Карл способен говорить о делах где угодно. Он просто не хочет общаться с Йейтсом.
– Ладно, я займусь этим, – киваю я.
– Пойду узнаю, как там Габриэла. – Итан спешит на кухню. Он достает телефон и звонит Пауле.
И так всегда. Сначала он заявляет, что можно наконец-то как следует поразвлечься, а потом каждые два часа бегает звонить домой. Как там Габриэла? Хорошо ли покушала? И все в этом роде. Неплохо для парня, который вовсе не собирался обзаводиться детьми.
В прошлом году Итан официально удочерил девочку. «Мы – одна семья, – заявил он тогда. – Значит, у нас должна быть и одна фамилия». И теперь она Габриэла Мартин Хановер.
Пусть Габриэла не родная дочь Итана, со стороны этого ни за что не скажешь. Не далее как вчера кассирша в магазине заявила, что у Итана и Габриэлы похожие глаза. Итан улыбнулся и поблагодарил ее.

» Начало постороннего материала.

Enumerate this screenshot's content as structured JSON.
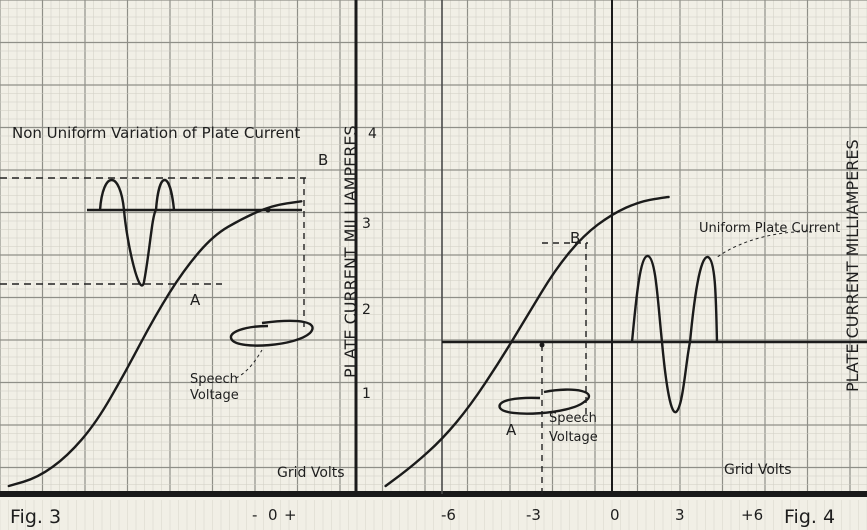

«Я знаю, детка, но папе нужно поговорить с Паулой, – доносится из кухни голос Итана. – Если ты ляжешь вовремя спать, мы с мамой зайдем поцеловать тебя, как только вернемся домой. Хорошо?»
Что и говорить, мы часто не высыпаемся. И куда реже, чем хотелось бы, выбираемся на свидания. Но это не мешает нам страстно любить друг друга. Я вышла замуж за парня, который стал отцом моей дочери только из любви ко мне… но который полюбил меня еще больше, потому что я позволила ему стать отцом. И с ним никогда не заскучаешь. А еще он выглядит просто потрясающе, когда дает себе труд приодеться… как, например, сегодня.
Вечеринка в самом разгаре, когда кто-то из гостей просит Джесса рассказать, как он познакомился с Габби. В зале понемногу воцаряется тишина. Джесс встает на подножку камина, чтобы все могли его увидеть. С его росточком это не пустая предосторожность.
– В десятом классе, на уроке геометрии. За первой партой сидела девушка, интереснее которой я просто не встречал.
Джесс так часто рассказывает эту историю, что я успела выучить ее наизусть.
– К моей великой радости, она оказалась еще ниже ростом, чем я.
Раздается дружный смех.
– Но я так и не пригласил ее на свидание. Просто не решился. А через три недели другая девушка предложила мне встречаться, и я согласился. Мне было пятнадцать, а в этом возрасте ты не слишком-то разборчив.
Все снова смеются.
– Мы с Джессикой встречались около года, а потом поссорились. И первое, что я сделал – пригласил Габби на свидание. Мы замечательно провели время, но на следующий день мне позвонила моя подружка. Она хотела, чтобы мы начали все заново, и… так и вышло. Мы вместе отучились в колледже, а потом поженились. Ну и так далее.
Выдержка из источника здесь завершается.